U.S.
Rich Pedroncelli / AP

Federal defenders barred from massive clemency drive

Decision hampers Obama administration’s plan to extend clemency to thousands of low-level drug offenders

The Obama administration’s ambitious plan to extend clemency to thousands of prisoners suffered a serious blow Thursday after the agency that oversees the federal courts said that hundreds of federal public defenders and other court-appointed attorneys were not authorized to represent inmates in the process.

The decision, laid out in a memorandum written by the top lawyer for the Administrative Office of the Courts, effectively bars such lawyers from drafting or submitting clemency petitions because the Constitution does not guarantee inmates the right to legal representation in such procedures.

In a memo circulated to federal defenders and the chief judges of all U.S. district and appellate courts on Thursday, General Counsel Robert Loesche wrote: “There is no Sixth Amendment right to counsel for purposes of seeking executive clemency and no statutory right, except in capital cases … there is no authority under the CJA [Criminal Justice Act] or other law to appoint counsel in non-capital clemency proceedings.”

Under that interpretation, federal defenders, whose salaries are paid by the government, and court-appointed private attorneys, who receive federal reimbursement when they are called in for service, could not legally be paid for representing clemency candidates.

The decision is a considerable setback for a coalition of legal and advocacy groups that has stepped in at the Justice Department’s behest to lead the clemency effort, which the department has heralded as a cornerstone of the administration’s criminal justice reform agenda.

It would sideline many lawyers who have come to know their clients’ cases intimately over years of work, requiring them to turn over the task of filing clemency petitions — which draw on a prisoner’s personal and legal history — to new attorneys.

From its inception in January, the administration’s clemency drive has relied heavily on the defense bar to carry out its vision, with the federal defenders assuming a lead role.

It was the Justice Department that brought in a hand-selected group of organizations, now known as the Clemency Project, to provide the legal expertise needed to vet the tens of thousands of federal inmates who might make for suitable clemency candidates and then to submit prepared petitions to the Justice Department’s Office of the Pardon Attorney, which will ultimately decide which ones to recommend to the president.

Underlying the clemency drive is the discrepancy in sentences thousands of federal inmates are serving and those they would have faced had they been arrested and tried under today’s prosecuting and sentencing reforms. The clemency effort would address concerns of fairness by shortening those sentences as well as alleviating the budgetary strain of the large federal prison population.

Ideal candidates would be nonviolent, low-level drug offenders without significant ties to large-scale criminal organizations. They would also have had to serve at least 10 years of their prison sentences, not have a significant history of crime or violence and have demonstrated good conduct in prison.

Federal defenders likely represent a majority of such inmates, making them a critical component of the effort.
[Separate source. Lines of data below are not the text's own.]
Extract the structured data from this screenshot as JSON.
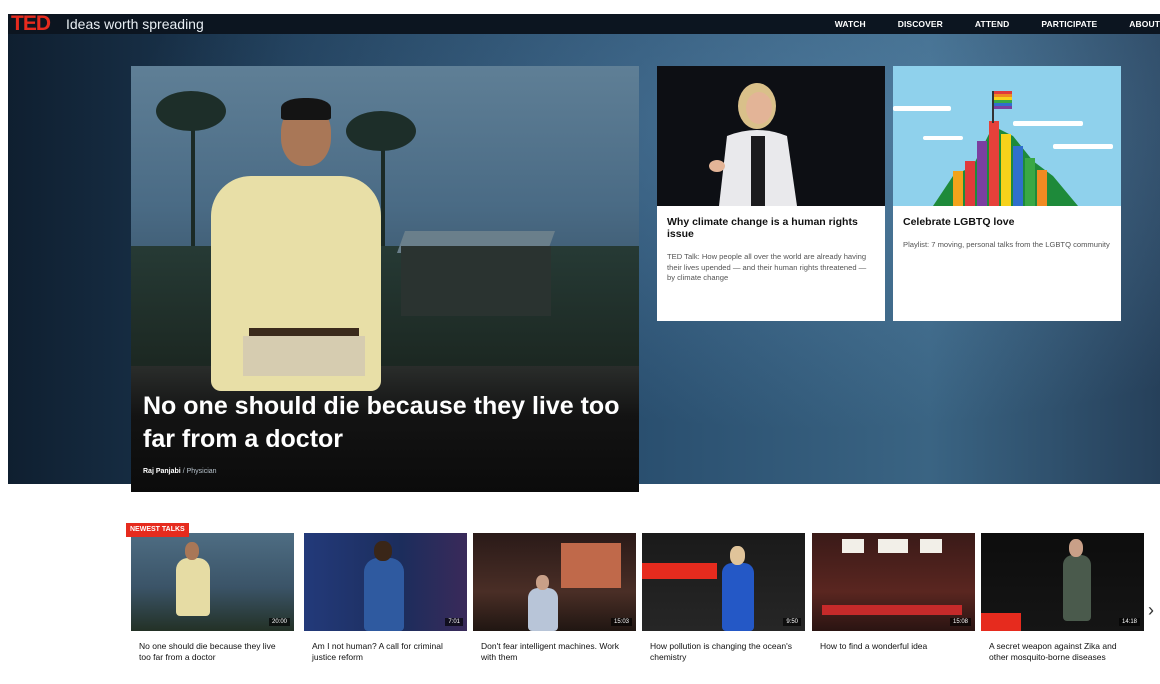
{
  "brand": {
    "logo": "TED",
    "tagline": "Ideas worth spreading",
    "accent": "#e62b1e"
  },
  "nav": [
    "WATCH",
    "DISCOVER",
    "ATTEND",
    "PARTICIPATE",
    "ABOUT"
  ],
  "feature": {
    "title": "No one should die because they live too far from a doctor",
    "speaker": "Raj Panjabi",
    "role": "Physician"
  },
  "cards": [
    {
      "title": "Why climate change is a human rights issue",
      "description": "TED Talk: How people all over the world are already having their lives upended — and their human rights threatened — by climate change"
    },
    {
      "title": "Celebrate LGBTQ love",
      "description": "Playlist: 7 moving, personal talks from the LGBTQ community"
    }
  ],
  "newest": {
    "label": "NEWEST TALKS",
    "talks": [
      {
        "title": "No one should die because they live too far from a doctor",
        "duration": "20:00"
      },
      {
        "title": "Am I not human? A call for criminal justice reform",
        "duration": "7:01"
      },
      {
        "title": "Don't fear intelligent machines. Work with them",
        "duration": "15:03"
      },
      {
        "title": "How pollution is changing the ocean's chemistry",
        "duration": "9:50"
      },
      {
        "title": "How to find a wonderful idea",
        "duration": "15:08"
      },
      {
        "title": "A secret weapon against Zika and other mosquito-borne diseases",
        "duration": "14:18"
      }
    ]
  },
  "icons": {
    "next": "chevron-right-icon"
  }
}
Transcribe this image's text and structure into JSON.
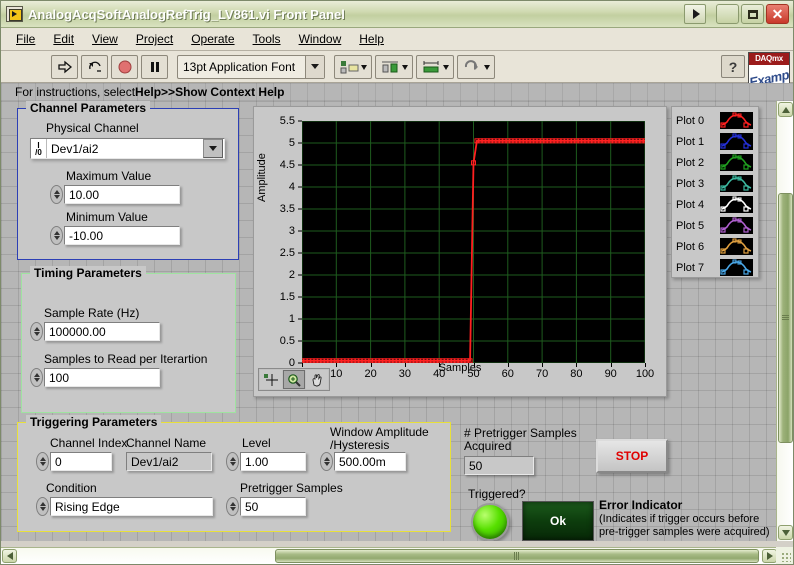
{
  "window": {
    "title": "AnalogAcqSoftAnalogRefTrig_LV861.vi Front Panel",
    "run_button": "▶",
    "minimize": "–",
    "maximize": "□",
    "close": "✕"
  },
  "menu": {
    "items": [
      "File",
      "Edit",
      "View",
      "Project",
      "Operate",
      "Tools",
      "Window",
      "Help"
    ]
  },
  "toolbar": {
    "run_icon": "run-arrow-icon",
    "run_continuous_icon": "run-continuous-icon",
    "abort_icon": "abort-execution-icon",
    "pause_icon": "pause-icon",
    "font_selector": "13pt Application Font",
    "align_icon": "align-objects-icon",
    "distribute_icon": "distribute-objects-icon",
    "resize_icon": "resize-objects-icon",
    "reorder_icon": "reorder-objects-icon",
    "help_icon": "?",
    "badge_line1": "DAQmx",
    "badge_line2": "Example"
  },
  "context_help": {
    "prefix": "For instructions, select ",
    "bold": "Help>>Show Context Help"
  },
  "channel_parameters": {
    "title": "Channel Parameters",
    "physical_channel_label": "Physical Channel",
    "physical_channel_value": "Dev1/ai2",
    "io_tag_top": "I",
    "io_tag_bottom": "/0",
    "maximum_label": "Maximum Value",
    "maximum_value": "10.00",
    "minimum_label": "Minimum Value",
    "minimum_value": "-10.00"
  },
  "timing_parameters": {
    "title": "Timing Parameters",
    "sample_rate_label": "Sample Rate (Hz)",
    "sample_rate_value": "100000.00",
    "samples_label": "Samples to Read per Iterartion",
    "samples_value": "100"
  },
  "triggering_parameters": {
    "title": "Triggering Parameters",
    "channel_index_label": "Channel Index",
    "channel_index_value": "0",
    "channel_name_label": "Channel Name",
    "channel_name_value": "Dev1/ai2",
    "level_label": "Level",
    "level_value": "1.00",
    "window_label_line1": "Window Amplitude",
    "window_label_line2": "/Hysteresis",
    "window_value": "500.00m",
    "condition_label": "Condition",
    "condition_value": "Rising Edge",
    "pretrigger_label": "Pretrigger Samples",
    "pretrigger_value": "50"
  },
  "status": {
    "pretrigger_acquired_label_line1": "# Pretrigger Samples",
    "pretrigger_acquired_label_line2": "Acquired",
    "pretrigger_acquired_value": "50",
    "stop_label": "STOP",
    "triggered_label": "Triggered?",
    "error_value": "Ok",
    "error_title": "Error Indicator",
    "error_note_line1": "(Indicates if trigger occurs before",
    "error_note_line2": "pre-trigger samples were acquired)"
  },
  "graph_palette": {
    "cursor_icon": "cursor-crosshair-icon",
    "zoom_icon": "zoom-magnifier-icon",
    "pan_icon": "pan-hand-icon",
    "selected": "zoom"
  },
  "legend": {
    "plots": [
      {
        "label": "Plot 0",
        "color": "#ff2020"
      },
      {
        "label": "Plot 1",
        "color": "#2430d8"
      },
      {
        "label": "Plot 2",
        "color": "#20a020"
      },
      {
        "label": "Plot 3",
        "color": "#3cb8a0"
      },
      {
        "label": "Plot 4",
        "color": "#ffffff"
      },
      {
        "label": "Plot 5",
        "color": "#b060d0"
      },
      {
        "label": "Plot 6",
        "color": "#e0a040"
      },
      {
        "label": "Plot 7",
        "color": "#4aa8e8"
      }
    ]
  },
  "chart_data": {
    "type": "line",
    "title": "",
    "xlabel": "Samples",
    "ylabel": "Amplitude",
    "xlim": [
      0,
      100
    ],
    "ylim": [
      0,
      5.5
    ],
    "xticks": [
      0,
      10,
      20,
      30,
      40,
      50,
      60,
      70,
      80,
      90,
      100
    ],
    "yticks": [
      0,
      0.5,
      1,
      1.5,
      2,
      2.5,
      3,
      3.5,
      4,
      4.5,
      5,
      5.5
    ],
    "ytick_labels": [
      "0",
      "0.5",
      "1",
      "1.5",
      "2",
      "2.5",
      "3",
      "3.5",
      "4",
      "4.5",
      "5",
      "5.5"
    ],
    "grid": true,
    "grid_color": "#1e5c1e",
    "plot_background": "#000000",
    "legend_position": "right",
    "series": [
      {
        "name": "Plot 0",
        "color": "#ff2020",
        "marker": "square",
        "x": [
          0,
          1,
          2,
          3,
          4,
          5,
          6,
          7,
          8,
          9,
          10,
          11,
          12,
          13,
          14,
          15,
          16,
          17,
          18,
          19,
          20,
          21,
          22,
          23,
          24,
          25,
          26,
          27,
          28,
          29,
          30,
          31,
          32,
          33,
          34,
          35,
          36,
          37,
          38,
          39,
          40,
          41,
          42,
          43,
          44,
          45,
          46,
          47,
          48,
          49,
          50,
          51,
          52,
          53,
          54,
          55,
          56,
          57,
          58,
          59,
          60,
          61,
          62,
          63,
          64,
          65,
          66,
          67,
          68,
          69,
          70,
          71,
          72,
          73,
          74,
          75,
          76,
          77,
          78,
          79,
          80,
          81,
          82,
          83,
          84,
          85,
          86,
          87,
          88,
          89,
          90,
          91,
          92,
          93,
          94,
          95,
          96,
          97,
          98,
          99,
          100
        ],
        "y": [
          0.05,
          0.05,
          0.05,
          0.05,
          0.05,
          0.05,
          0.05,
          0.05,
          0.05,
          0.05,
          0.05,
          0.05,
          0.05,
          0.05,
          0.05,
          0.05,
          0.05,
          0.05,
          0.05,
          0.05,
          0.05,
          0.05,
          0.05,
          0.05,
          0.05,
          0.05,
          0.05,
          0.05,
          0.05,
          0.05,
          0.05,
          0.05,
          0.05,
          0.05,
          0.05,
          0.05,
          0.05,
          0.05,
          0.05,
          0.05,
          0.05,
          0.05,
          0.05,
          0.05,
          0.05,
          0.05,
          0.05,
          0.05,
          0.05,
          0.05,
          4.55,
          5.05,
          5.05,
          5.05,
          5.05,
          5.05,
          5.05,
          5.05,
          5.05,
          5.05,
          5.05,
          5.05,
          5.05,
          5.05,
          5.05,
          5.05,
          5.05,
          5.05,
          5.05,
          5.05,
          5.05,
          5.05,
          5.05,
          5.05,
          5.05,
          5.05,
          5.05,
          5.05,
          5.05,
          5.05,
          5.05,
          5.05,
          5.05,
          5.05,
          5.05,
          5.05,
          5.05,
          5.05,
          5.05,
          5.05,
          5.05,
          5.05,
          5.05,
          5.05,
          5.05,
          5.05,
          5.05,
          5.05,
          5.05,
          5.05,
          5.05
        ]
      }
    ]
  }
}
Though the Administrative Office issued its decision yesterday, the Justice Department already notified all federal inmates in May of the initiative, distributing surveys through the Bureau of Prisons that referred them to the Clemency Project should they want to apply and stating they would be provided with a pro bono attorney to prepare their petition. More than 20,000 inmates have already responded, according to the project.

Similarly, the Clemency Project has already begun recruiting and training volunteer lawyers, and the federal defenders have taken a lead role in preparing the materials and conducting trainings.

Representation of indigent defendants in federal judicial proceedings falls under the Criminal Justice Act, which provides that the public pays for the service. In his memo, Loesche wrote that the act does not extend to petitions to the president for mercy, a process that is conducted wholly within the executive branch.

The memo left some leeway for federal defenders to remain involved in the process, saying they could be detailed to the Office of the Pardon Attorney. The Justice Department would have to pay the personnel costs of the federal defenders.

The memo also said the Federal Public Defenders Organization would not be precluded “from screening its client files to identify individuals who may satisfy the criteria established under this initiative or from reviewing files to assist another attorney representing a clemency applicant” but was unequivocal that “actual representation would have to be provided by others.”

Groups that make up the Clemency Project, including the National Association of Defense Lawyers, the American Civil Liberties Union, Families Against Mandatory Minimums and the American Bar Association, say they are currently reviewing the memo.

"Public defenders have [been] and are involved in the [Justice] Department's clemency process, primarily through Clemency Project 2014 on a pro bono basis," a Justice Department spokesperson said. "We expect them to continue to have a robust role to play."